What is an atomic clock?

Any clock is basically an oscillator: a recurrent, periodic process providing a continuous and stable reference frequency. Each oscillation is counted to determine a period of time. In an atomic clock, the oscillator is an electromagnetic field, which drives a transition within the atom when tuned to the correct frequency. The atom thus serves as a frequency reference for the oscillator.

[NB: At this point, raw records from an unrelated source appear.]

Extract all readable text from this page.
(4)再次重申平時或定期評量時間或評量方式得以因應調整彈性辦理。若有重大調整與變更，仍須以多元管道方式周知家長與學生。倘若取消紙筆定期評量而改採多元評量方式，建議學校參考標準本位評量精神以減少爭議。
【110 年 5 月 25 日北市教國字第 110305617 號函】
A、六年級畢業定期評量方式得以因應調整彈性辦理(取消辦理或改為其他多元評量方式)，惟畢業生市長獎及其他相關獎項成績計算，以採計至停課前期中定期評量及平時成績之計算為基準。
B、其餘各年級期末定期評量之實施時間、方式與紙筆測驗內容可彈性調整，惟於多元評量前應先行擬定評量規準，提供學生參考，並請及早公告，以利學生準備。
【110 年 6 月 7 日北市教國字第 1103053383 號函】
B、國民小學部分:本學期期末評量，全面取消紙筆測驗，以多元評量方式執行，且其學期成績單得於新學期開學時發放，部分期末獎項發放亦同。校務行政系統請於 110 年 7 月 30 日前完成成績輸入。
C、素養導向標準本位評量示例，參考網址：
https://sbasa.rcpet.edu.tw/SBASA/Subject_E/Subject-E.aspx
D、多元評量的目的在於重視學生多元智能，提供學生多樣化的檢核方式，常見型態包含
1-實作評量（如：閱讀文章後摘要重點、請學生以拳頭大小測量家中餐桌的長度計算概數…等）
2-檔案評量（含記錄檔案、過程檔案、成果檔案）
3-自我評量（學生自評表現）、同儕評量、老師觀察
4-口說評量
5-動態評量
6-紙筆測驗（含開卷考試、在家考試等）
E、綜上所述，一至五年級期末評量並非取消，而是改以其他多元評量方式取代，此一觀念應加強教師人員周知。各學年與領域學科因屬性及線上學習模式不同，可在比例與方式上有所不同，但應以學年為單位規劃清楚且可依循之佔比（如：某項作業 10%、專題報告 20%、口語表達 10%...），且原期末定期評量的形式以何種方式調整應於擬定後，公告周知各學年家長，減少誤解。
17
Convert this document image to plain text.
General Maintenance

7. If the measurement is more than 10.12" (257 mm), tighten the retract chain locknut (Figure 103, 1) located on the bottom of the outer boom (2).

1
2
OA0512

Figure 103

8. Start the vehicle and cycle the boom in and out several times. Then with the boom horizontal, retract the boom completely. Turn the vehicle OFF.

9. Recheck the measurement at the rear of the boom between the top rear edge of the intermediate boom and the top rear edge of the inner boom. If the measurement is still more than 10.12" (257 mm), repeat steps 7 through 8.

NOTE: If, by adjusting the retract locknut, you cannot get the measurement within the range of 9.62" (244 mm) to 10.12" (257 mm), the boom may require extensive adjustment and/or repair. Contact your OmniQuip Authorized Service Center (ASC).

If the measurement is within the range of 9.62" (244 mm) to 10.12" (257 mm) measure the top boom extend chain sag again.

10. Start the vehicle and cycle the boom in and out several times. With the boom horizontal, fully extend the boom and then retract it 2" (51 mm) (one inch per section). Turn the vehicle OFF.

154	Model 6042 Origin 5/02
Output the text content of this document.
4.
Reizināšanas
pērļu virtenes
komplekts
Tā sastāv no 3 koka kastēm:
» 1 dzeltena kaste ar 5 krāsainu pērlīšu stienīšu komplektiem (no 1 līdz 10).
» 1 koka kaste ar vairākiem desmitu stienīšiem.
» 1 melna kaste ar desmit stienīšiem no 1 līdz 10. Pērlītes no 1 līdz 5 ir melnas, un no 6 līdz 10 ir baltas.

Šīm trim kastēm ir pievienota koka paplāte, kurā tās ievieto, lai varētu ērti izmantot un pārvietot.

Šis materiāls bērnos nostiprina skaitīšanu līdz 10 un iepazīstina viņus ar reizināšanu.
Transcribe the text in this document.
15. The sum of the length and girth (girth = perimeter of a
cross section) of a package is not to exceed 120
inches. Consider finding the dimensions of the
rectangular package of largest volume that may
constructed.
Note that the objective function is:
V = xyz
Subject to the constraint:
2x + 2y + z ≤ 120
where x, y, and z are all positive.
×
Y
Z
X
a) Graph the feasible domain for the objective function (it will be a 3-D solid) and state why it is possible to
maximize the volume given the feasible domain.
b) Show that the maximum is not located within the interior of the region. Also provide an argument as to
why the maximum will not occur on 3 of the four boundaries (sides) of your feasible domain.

In an optical atomic clock, the oscillator is an ultra-stable laser and consists of three core components:

  • An ultra-stable optical cavity that provides very narrow resonances to which the laser is locked. This provides short term (<10 s) frequency stability so the laser can probe the narrow resonances of the atom. Over longer timescales, the cavity resonances are prone to drifts and thermal noise fluctuations.
  • An atom with a high Q transition to serve as a reference frequency. Repetitive probing of the transition provides a signal to compensate drift of the cavity resonance.
  • A frequency comb, which provides a "ruler" in frequency space and an effective counter for oscillations of the laser field.
  • What makes a "good" clock?

    There are two measures to quantify how good a clock is:

  • Accuracy - characterizing how well defined or reproducible the frequency of the oscillator is. For an atomic clock this is determined by how well we can characterize perturbations of the atomic transition induced by the environment, and
  • Stability - characterizing how well we can measure the frequency. For an atomic clock, this is often limited by projection noise: the noise associated with the random nature of measurement in quantum mechanics and is dependent on averaging time/number of measurements.
  • We typically specify the complements of these quantities: inaccuracy and instability. For fair comparison between clocks of different frequency, these are expressed fractionally relative to the clock frequency.